Question for the CFIs, but it's really just a technicality:

In some trainers, intentional spins are prohibited. One of several good lessons I got was when my CFI did exactly what has been described - slow flight, juuuust above the stall, then apply aileron inputs and cause the unexpected wing to drop. That would set up an incipient spin that would require inputs to correct, but simple enough for a low-time student to handle. The lesson was to show what can happen, and why, at high angles of attack.

At what point does "no intentional spins" become an intentional spin?
Dunno. My personal view is that an intentional spin is when you hold pro-spin control inputs through the entry to fully develop the spin, rather than apply anti-spin control inputs at the entry and incipient phase.
 
Maybe I'm missing something.

If you're stalled...it's too late to use the ailerons, you're falling with style.

If you've fully stalled and you're uncoordinated, then whether you lifted the wing up or not is irrelevant, you're spinning whether the wing was up or down.

In the incipient stall, you're still flying, so you're use the ailerons. If you let a wing drop, then you're flying a different direction.

I have read things that say to use rudder at slow speed because that great big rudder will be more effective than the ailerons. But I don't think that advice was meant for incipient stalls, it was meant for slow flight. The trick is that the two are very close to each other.
 
Maybe I'm missing something.

If you're stalled...it's too late to use the ailerons, you're falling with style.

If you've fully stalled and you're uncoordinated, then whether you lifted the wing up or not is irrelevant, you're spinning whether the wing was up or down.

In the incipient stall, you're still flying, so you're use the ailerons. If you let a wing drop, then you're flying a different direction.

I have read things that say to use rudder at slow speed because that great big rudder will be more effective than the ailerons. But I don't think that advice was meant for incipient stalls, it was meant for slow flight. The trick is that the two are very close to each other.

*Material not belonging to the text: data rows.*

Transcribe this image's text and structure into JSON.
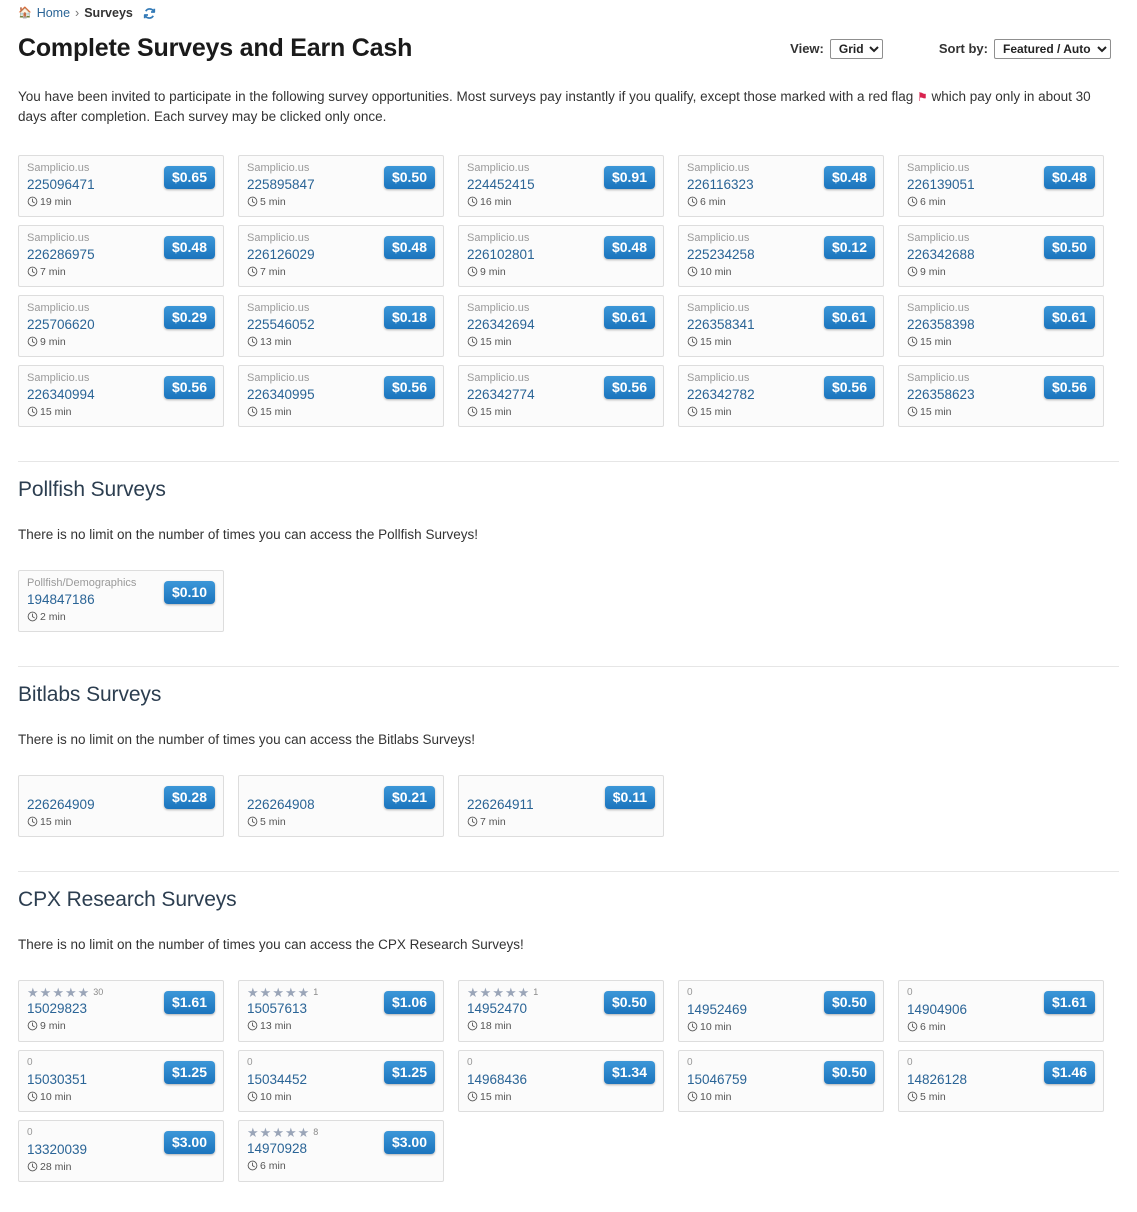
{
  "breadcrumb": {
    "home_label": "Home",
    "separator": "›",
    "current_label": "Surveys",
    "home_icon": "home-icon",
    "refresh_icon": "refresh-icon"
  },
  "header": {
    "title": "Complete Surveys and Earn Cash",
    "view_label": "View:",
    "view_value": "Grid",
    "view_options": [
      "Grid"
    ],
    "sort_label": "Sort by:",
    "sort_value": "Featured / Auto",
    "sort_options": [
      "Featured / Auto"
    ]
  },
  "intro": {
    "part1": "You have been invited to participate in the following survey opportunities. Most surveys pay instantly if you qualify, except those marked with a red flag ",
    "flag": "⚑",
    "part2": " which pay only in about 30 days after completion. Each survey may be clicked only once."
  },
  "colors": {
    "accent": "#2a6496",
    "badge_top": "#3c97d8",
    "badge_bottom": "#1b74bd",
    "flag_red": "#d9234f",
    "star": "#9aa5b8"
  },
  "featured_surveys": [
    {
      "provider": "Samplicio.us",
      "id": "225096471",
      "time": "19 min",
      "price": "$0.65"
    },
    {
      "provider": "Samplicio.us",
      "id": "225895847",
      "time": "5 min",
      "price": "$0.50"
    },
    {
      "provider": "Samplicio.us",
      "id": "224452415",
      "time": "16 min",
      "price": "$0.91"
    },
    {
      "provider": "Samplicio.us",
      "id": "226116323",
      "time": "6 min",
      "price": "$0.48"
    },
    {
      "provider": "Samplicio.us",
      "id": "226139051",
      "time": "6 min",
      "price": "$0.48"
    },
    {
      "provider": "Samplicio.us",
      "id": "226286975",
      "time": "7 min",
      "price": "$0.48"
    },
    {
      "provider": "Samplicio.us",
      "id": "226126029",
      "time": "7 min",
      "price": "$0.48"
    },
    {
      "provider": "Samplicio.us",
      "id": "226102801",
      "time": "9 min",
      "price": "$0.48"
    },
    {
      "provider": "Samplicio.us",
      "id": "225234258",
      "time": "10 min",
      "price": "$0.12"
    },
    {
      "provider": "Samplicio.us",
      "id": "226342688",
      "time": "9 min",
      "price": "$0.50"
    },
    {
      "provider": "Samplicio.us",
      "id": "225706620",
      "time": "9 min",
      "price": "$0.29"
    },
    {
      "provider": "Samplicio.us",
      "id": "225546052",
      "time": "13 min",
      "price": "$0.18"
    },
    {
      "provider": "Samplicio.us",
      "id": "226342694",
      "time": "15 min",
      "price": "$0.61"
    },
    {
      "provider": "Samplicio.us",
      "id": "226358341",
      "time": "15 min",
      "price": "$0.61"
    },
    {
      "provider": "Samplicio.us",
      "id": "226358398",
      "time": "15 min",
      "price": "$0.61"
    },
    {
      "provider": "Samplicio.us",
      "id": "226340994",
      "time": "15 min",
      "price": "$0.56"
    },
    {
      "provider": "Samplicio.us",
      "id": "226340995",
      "time": "15 min",
      "price": "$0.56"
    },
    {
      "provider": "Samplicio.us",
      "id": "226342774",
      "time": "15 min",
      "price": "$0.56"
    },
    {
      "provider": "Samplicio.us",
      "id": "226342782",
      "time": "15 min",
      "price": "$0.56"
    },
    {
      "provider": "Samplicio.us",
      "id": "226358623",
      "time": "15 min",
      "price": "$0.56"
    }
  ],
  "sections": [
    {
      "title": "Pollfish Surveys",
      "description": "There is no limit on the number of times you can access the Pollfish Surveys!",
      "card_type": "provider",
      "cards": [
        {
          "provider": "Pollfish/Demographics",
          "id": "194847186",
          "time": "2 min",
          "price": "$0.10"
        }
      ]
    },
    {
      "title": "Bitlabs Surveys",
      "description": "There is no limit on the number of times you can access the Bitlabs Surveys!",
      "card_type": "plain",
      "cards": [
        {
          "id": "226264909",
          "time": "15 min",
          "price": "$0.28"
        },
        {
          "id": "226264908",
          "time": "5 min",
          "price": "$0.21"
        },
        {
          "id": "226264911",
          "time": "7 min",
          "price": "$0.11"
        }
      ]
    },
    {
      "title": "CPX Research Surveys",
      "description": "There is no limit on the number of times you can access the CPX Research Surveys!",
      "card_type": "rating",
      "cards": [
        {
          "id": "15029823",
          "time": "9 min",
          "price": "$1.61",
          "stars": 5,
          "rating_count": "30"
        },
        {
          "id": "15057613",
          "time": "13 min",
          "price": "$1.06",
          "stars": 5,
          "rating_count": "1"
        },
        {
          "id": "14952470",
          "time": "18 min",
          "price": "$0.50",
          "stars": 5,
          "rating_count": "1"
        },
        {
          "id": "14952469",
          "time": "10 min",
          "price": "$0.50",
          "stars": 0,
          "rating_count": "0"
        },
        {
          "id": "14904906",
          "time": "6 min",
          "price": "$1.61",
          "stars": 0,
          "rating_count": "0"
        },
        {
          "id": "15030351",
          "time": "10 min",
          "price": "$1.25",
          "stars": 0,
          "rating_count": "0"
        },
        {
          "id": "15034452",
          "time": "10 min",
          "price": "$1.25",
          "stars": 0,
          "rating_count": "0"
        },
        {
          "id": "14968436",
          "time": "15 min",
          "price": "$1.34",
          "stars": 0,
          "rating_count": "0"
        },
        {
          "id": "15046759",
          "time": "10 min",
          "price": "$0.50",
          "stars": 0,
          "rating_count": "0"
        },
        {
          "id": "14826128",
          "time": "5 min",
          "price": "$1.46",
          "stars": 0,
          "rating_count": "0"
        },
        {
          "id": "13320039",
          "time": "28 min",
          "price": "$3.00",
          "stars": 0,
          "rating_count": "0"
        },
        {
          "id": "14970928",
          "time": "6 min",
          "price": "$3.00",
          "stars": 5,
          "rating_count": "8"
        }
      ]
    }
  ]
}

Here's how I would explain what you're asking above:
An uncoordinated stall is the recipe for a spin AKA incipient spin.
In a stall, MOST modern airplanes are designed such that the wing is stalled out to the few inches or so where the ailerons are. In such situation, use of aileron may result in reverse command and agravate any attempt to correct a wing drop, possibly producing a wing over into a spin, which is why it is best to neutralize aileron.
The rudder is usually by design the last airfoil to give up the ghost, so it is usually still effective for directional control and lateral stability.